2. Enteroendocrine AMPK activation – Butyrate binds GPR41/43 on L‑cells, raising intracellular AMP/ATP ratio → AMPK phosphorylation (Thr172).
3. Vagal afferent relay – Activated AMPK triggers release of serotonin and GLP‑1, stimulating vagal terminals that project to the nucleus tractus solitarius and then to the dorsal motor nucleus.
4. Hepatic AMPK‑ULK1 axis – Vagal signaling elevates hepatic AMPK activity. In males, AMPK phosphorylates ULK1 at Ser317/Ser555 (activating sites) and minimally at Ser757 (inhibitory site), promoting autophagosome formation. In females, estradiol enhances AMPK‑mediated phosphorylation of ULK1 at Ser757 via downstream mTORC1 feedback, offsetting activating sites and reducing flux.
5. Outcome – Male livers exhibit increased autophagic turnover of damaged mitochondria and lipid droplets, improving metabolic homeostasis; females show muted autophagy, accounting for the smaller lifespan extension.

Testable Predictions

• Germ‑free mice treated with acarbose will not show increased hepatic butyrate levels, vagal AMPK activation, or lifespan extension in either sex.

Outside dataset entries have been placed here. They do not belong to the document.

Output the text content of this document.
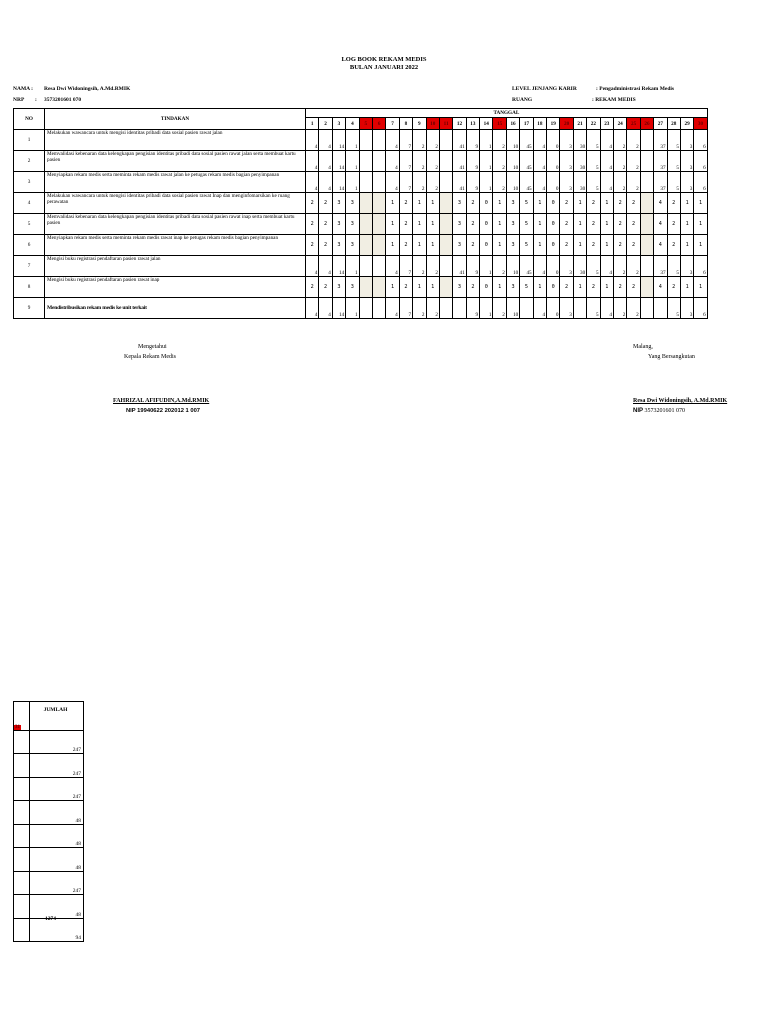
LOG BOOK REKAM MEDIS
BULAN JANUARI 2022
NAMA : Resa Dwi Widoningsih, A.Md.RMIK
NRP : 3573201601 070
LEVEL JENJANG KARIR	: Pengadministrasi Rekam Medis
RUANG	: REKAM MEDIS
NO	TINDAKAN	TANGGAL																													
		1	2	3	4	5	6	7	8	9	10	11	12	13	14	15	16	17	18	19	20	21	22	23	24	25	26	27	28	29	30
1	Melakukan wawancara untuk mengisi identitas pribadi data sosial pasien rawat jalan	4	4	14	1			4	7	2	2		41	9	1	2	10	45	4	0	3	30	5	4	2	2		37	5	3	6
2	Memvalidasi kebenaran data kelengkapan pengisian identitas pribadi data sosial pasien rawat jalan serta membuat kartu pasien	4	4	14	1			4	7	2	2		41	9	1	2	10	45	4	0	3	30	5	4	2	2		37	5	3	6
3	Menyiapkan rekam medis serta meminta rekam medis rawat jalan ke petugas rekam medis bagian penyimpanan	4	4	14	1			4	7	2	2		41	9	1	2	10	45	4	0	3	30	5	4	2	2		37	5	3	6
4	Melakukan wawancara untuk mengisi identitas pribadi data sosial pasien rawat Inap dan menginfomarsikan ke ruang perawatan	2	2	3	3			1	2	1	1		3	2	0	1	3	5	1	0	2	1	2	1	2	2		4	2	1	1
5	Memvalidasi kebenaran data kelengkapan pengisian identitas pribadi data sosial pasien rawat inap serta membuat kartu pasien	2	2	3	3			1	2	1	1		3	2	0	1	3	5	1	0	2	1	2	1	2	2		4	2	1	1
6	Menyiapkan rekam medis serta meminta rekam medis rawat inap ke petugas rekam medis bagian penyimpanan	2	2	3	3			1	2	1	1		3	2	0	1	3	5	1	0	2	1	2	1	2	2		4	2	1	1
7	Mengisi buku registrasi pendaftaran pasien rawat jalan	4	4	14	1			4	7	2	2		41	9	1	2	10	45	4	0	3	30	5	4	2	2		37	5	3	6
8	Mengisi buku registrasi pendaftaran pasien rawat inap	2	2	3	3			1	2	1	1		3	2	0	1	3	5	1	0	2	1	2	1	2	2		4	2	1	1
9	Mendistribusikan rekam medis ke unit terkait	4	4	14	1			4	7	2	2			9	1	2	10		4	0	3		5	4	2	2			5	3	6
Mengetahui
Kepala Rekam Medis
FAHRIZAL AFIFUDIN,A.Md.RMIK
NIP 19940622 202012 1 007
Malang,
Yang Bersangkutan
Resa Dwi Widoningsih, A.Md.RMIK
NIP 3573201601 070
31	JUMLAH
	247
	247
	247
	48
	48
	48
	247
	48
	94
1274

• Intestinal‑specific AMPKα1/α2 knockout (using Villin‑Cre) will abolish the sex‑dimorphic lifespan benefit of acarbose, with males losing the ~22% increase and females showing no further change.
• Vagotomy performed before acarbose treatment will prevent the hepatic shift in ULK1 phosphorylation (Ser317/Ser555 vs Ser757) and eliminate the male‑specific longevity gain.

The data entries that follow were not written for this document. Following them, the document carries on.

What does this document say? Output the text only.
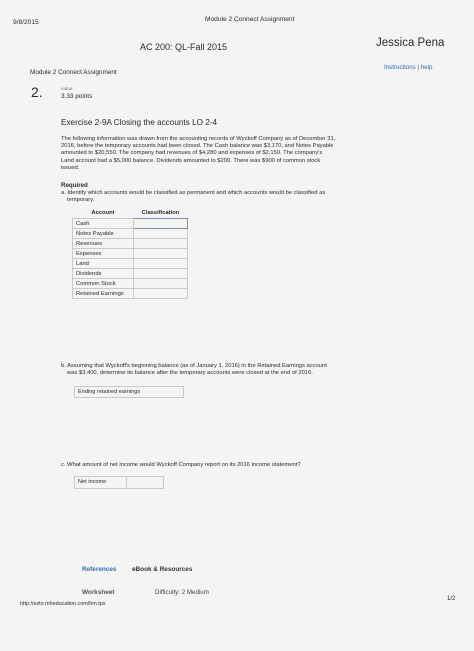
9/8/2015	Module 2 Connect Assignment
AC 200: QL-Fall 2015	Jessica Pena
Instructions | help
Module 2 Connect Assignment
2.	value:
3.33 points
Exercise 2-9A Closing the accounts LO 2-4
The following information was drawn from the accounting records of Wyckoff Company as of December 31,
2016, before the temporary accounts had been closed. The Cash balance was $3,170, and Notes Payable
amounted to $20,550. The company had revenues of $4,280 and expenses of $2,150. The company's
Land account had a $5,000 balance. Dividends amounted to $200. There was $900 of common stock
issued.
Required
a. Identify which accounts would be classified as permanent and which accounts would be classified as
temporary.
Account	Classification
Cash	
Notes Payable	
Revenues	
Expenses	
Land	
Dividends	
Common Stock	
Retained Earnings	
b. Assuming that Wyckoff's beginning balance (as of January 1, 2016) in the Retained Earnings account
was $3,400, determine its balance after the temporary accounts were closed at the end of 2016.
Ending retained earnings
c. What amount of net income would Wyckoff Company report on its 2016 income statement?
Net income
References eBook & Resources
Worksheet	Difficulty: 2 Medium
http://ezto.mheducation.com/hm.tpx
1/2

• Pharmacological blockade of GPR41/43 (with antagonist AH7614) during acarbose feeding will reduce intestinal AMPK activation and blunt the autophagy response in male liver.
• Measurements of hepatic LC3‑II/I ratio, p62 degradation, and mitochondrial turnover (via mt‑Keima) will reveal a significant increase only in male mice receiving acarbose, correlating with circulating butyrate concentrations.

By positioning autophagy as a rationing system directed by gut‑brain hormonal signaling, this hypothesis moves beyond the view of acarbose as a simple mTOR inhibitor and provides a clear, falsifiable pathway for the observed sex differences in lifespan extension.